There are many couples here, young and old alike, many of them carrying guide books and maps, staying a few days.

What did the guy, Bochol, say? “Yeahhh, man. I’m moving around the region. Thought I’d swing through El Pee Gee (‘LPG’, Air America, CIA, and ultracool traveler code for Luang Prabang) for a few days.”

___

Later To Be Known As Ham


My God! Some people, a goat and a pig off-loaded from a long houseboat, and were led down the riverbank, up the trail to the street, and down the street to the restaurants, where they will soon no doubt meet their end.

The pig, being prodded, was protesting mightily every step of the way, just scaaa-reaming, like, ‘They’re killing me! They’re killing me!’ pitching a pure bitch, and making everybody look. Not a tantrum, no. This was pure, all-out SCREAMING. I can still hear him, and they’re two blocks away. I’ll bet they cut his throat as soon as they get there.


Gleaming through a bank of scattered clouds, the sun slips behind a crest in the far mountain.
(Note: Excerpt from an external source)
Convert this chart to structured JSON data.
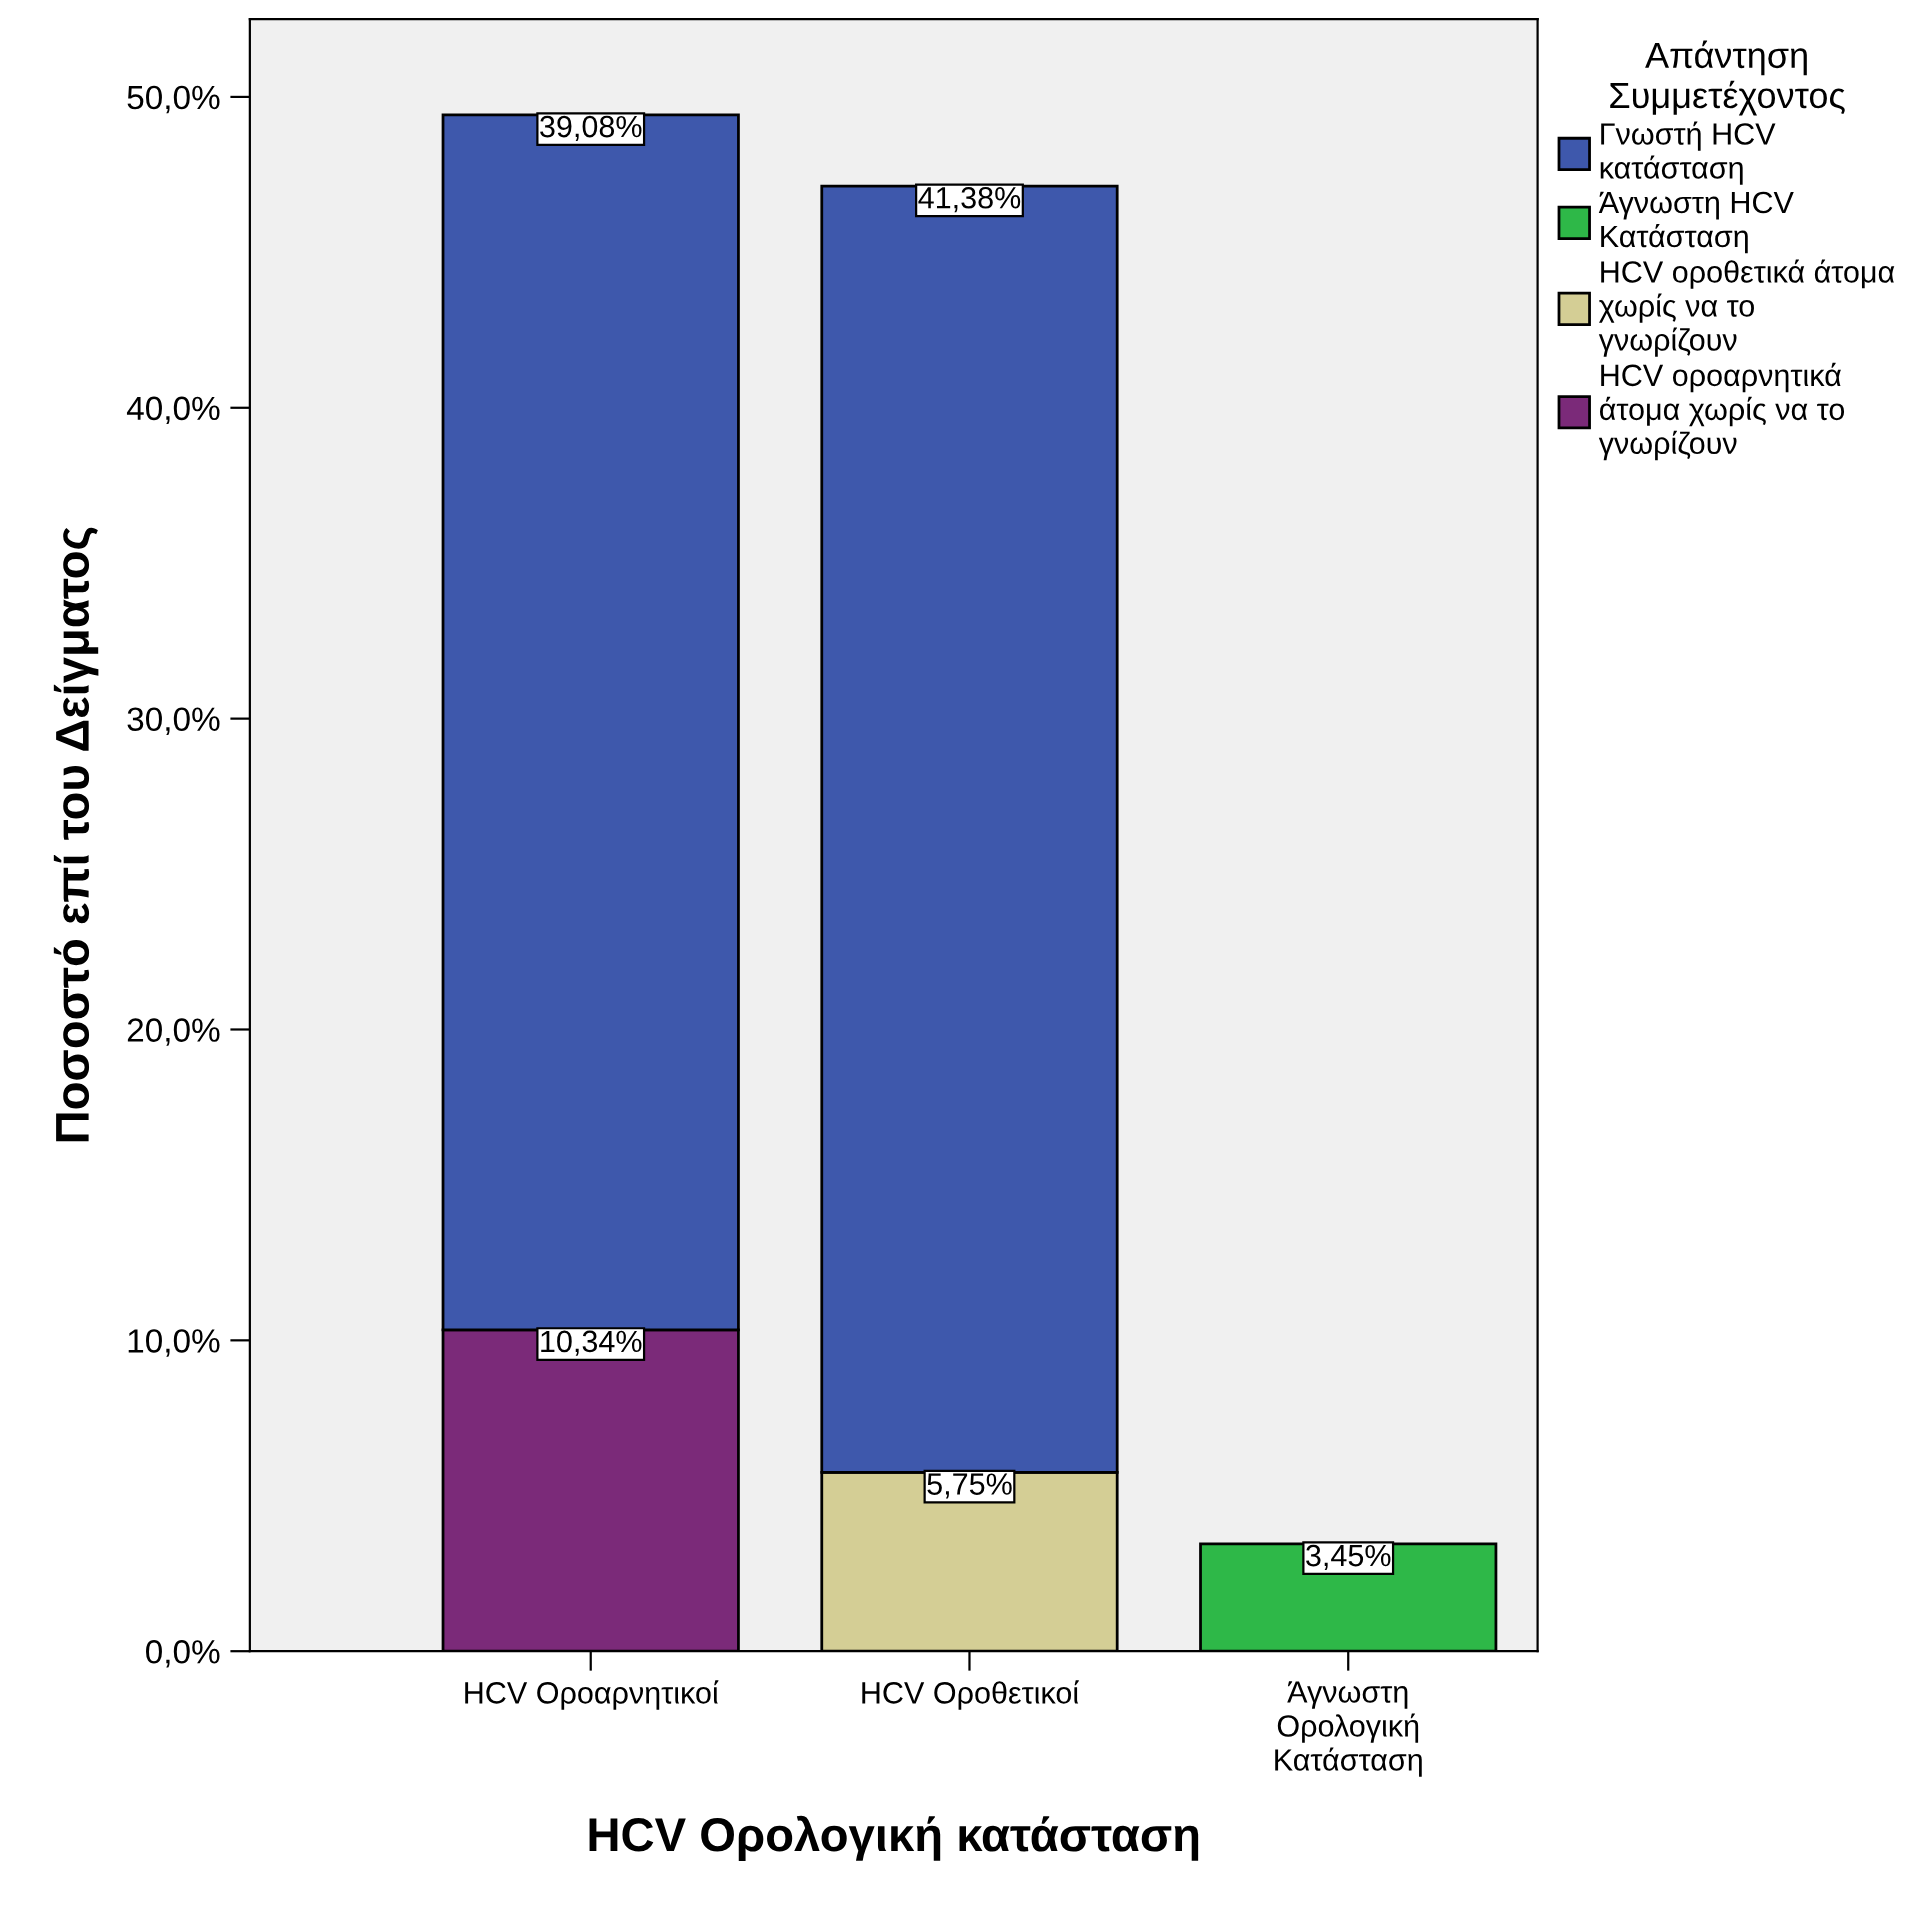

A half dozen men play soccer down at the shallow shore, their bamboo goal posts stuck in the sand.

Far upriver on the opposite shore, the ferry has let off a group of people, making their way up the ramp and street to a small village, mostly hidden by jungle. The pig is still screaming. Out on the shaded river, a solitary fisherman floats with the slow shore current in his small boat.